Playing under a new system—and with new rules in place—Nash reached heights he couldn’t even touch during his time with the Mavericks. Already accustomed to the run-and-gun game under Dallas, Nash was given the green light to push the pace even faster under D’Antoni. With the rule change, Nash was also free to move around as he pleased.
The offensive end of the court became a playground for Nash. Surrounded by offensive weapons like Marion, Stoudemire, and Johnson, he orchestrated the offense like no other point guard during the 2004 season. He averaged 11.5 assists per game, engineering one of the best turnarounds in NBA history. The Suns transformed from a 29-win team to one that tallied an NBA-best 62 wins. Because of that, Nash won the 2005 MVP award.
Nash followed up his first MVP with another one in 2006 when he averaged 18.8 points and 10.5 assists. His best year statistically came the year after, putting up close to 19 points and 12 assists per game.
That’s when the feel-good story of Nash’s return to the Suns ends. While Nash and the Suns enjoyed incredible regular-season success, he couldn’t bring the team far in the playoffs. They made the Conference Finals three times during Nash’s stint with the team from 2004 to 2012, but that was the peak of their playoff runs back then.

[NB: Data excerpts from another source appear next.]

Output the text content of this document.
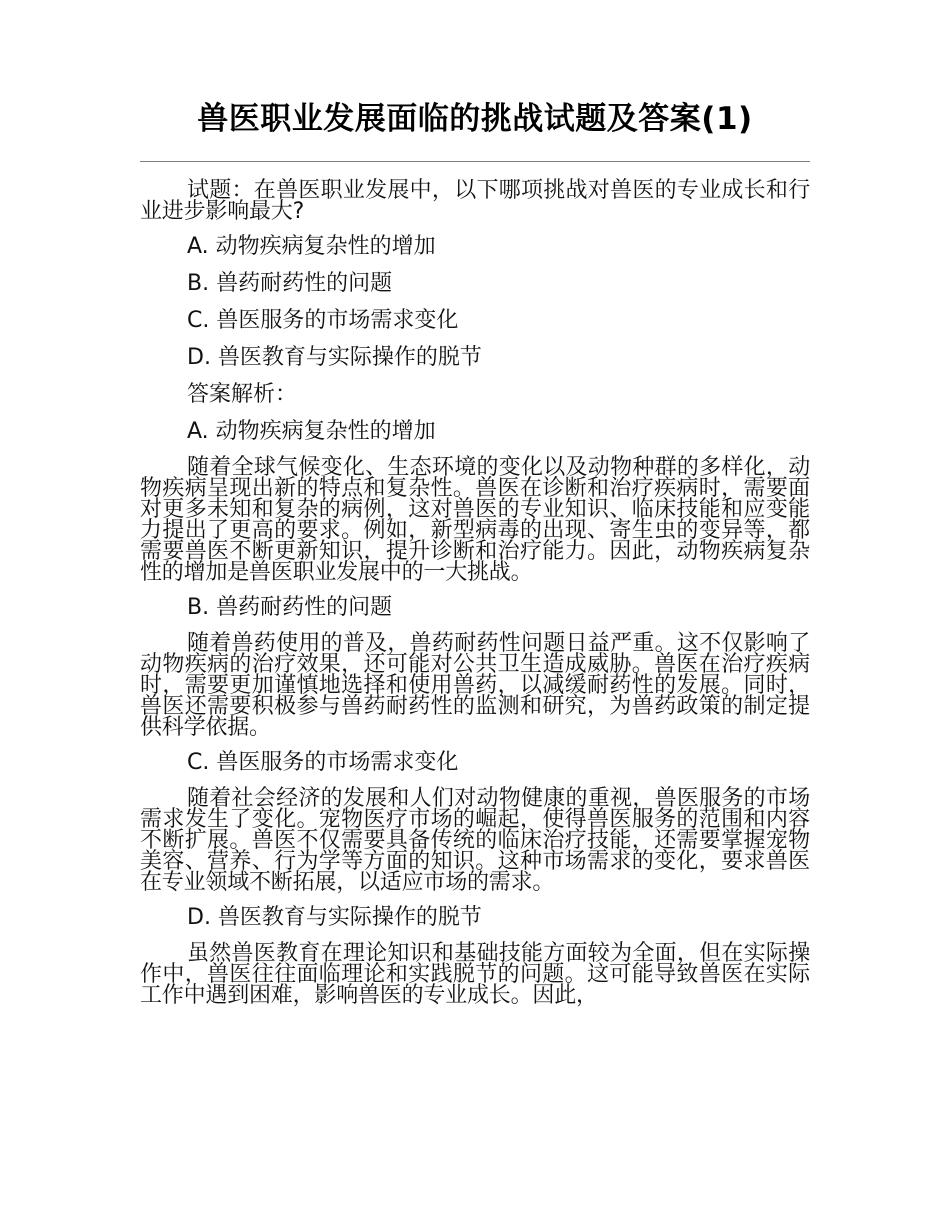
兽医职业发展面临的挑战试题及答案(1)

试题：在兽医职业发展中，以下哪项挑战对兽医的专业成长和行业进步影响最大?

A. 动物疾病复杂性的增加

B. 兽药耐药性的问题

C. 兽医服务的市场需求变化

D. 兽医教育与实际操作的脱节

答案解析：

A. 动物疾病复杂性的增加

随着全球气候变化、生态环境的变化以及动物种群的多样化，动物疾病呈现出新的特点和复杂性。兽医在诊断和治疗疾病时，需要面对更多未知和复杂的病例，这对兽医的专业知识、临床技能和应变能力提出了更高的要求。例如，新型病毒的出现、寄生虫的变异等，都需要兽医不断更新知识，提升诊断和治疗能力。因此，动物疾病复杂性的增加是兽医职业发展中的一大挑战。

B. 兽药耐药性的问题

随着兽药使用的普及，兽药耐药性问题日益严重。这不仅影响了动物疾病的治疗效果，还可能对公共卫生造成威胁。兽医在治疗疾病时，需要更加谨慎地选择和使用兽药，以减缓耐药性的发展。同时，兽医还需要积极参与兽药耐药性的监测和研究，为兽药政策的制定提供科学依据。

C. 兽医服务的市场需求变化

随着社会经济的发展和人们对动物健康的重视，兽医服务的市场需求发生了变化。宠物医疗市场的崛起，使得兽医服务的范围和内容不断扩展。兽医不仅需要具备传统的临床治疗技能，还需要掌握宠物美容、营养、行为学等方面的知识。这种市场需求的变化，要求兽医在专业领域不断拓展，以适应市场的需求。

D. 兽医教育与实际操作的脱节

虽然兽医教育在理论知识和基础技能方面较为全面，但在实际操作中，兽医往往面临理论和实践脱节的问题。这可能导致兽医在实际工作中遇到困难，影响兽医的专业成长。因此，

Even though the SSOL Suns never achieved the championship expectations everyone had of them, they’re still one of the most iconic teams in the league. They pioneered the small-ball style everyone is used to watching these days. Coming from the beat-’em-up defensive style of the early 2000s, the Suns opened up the league and fans a new style of basketball. They were a fun team that spiked their wins with incredible highlights. They showed everyone just how fun basketball could be.
None of that would have been possible without Steve Nash.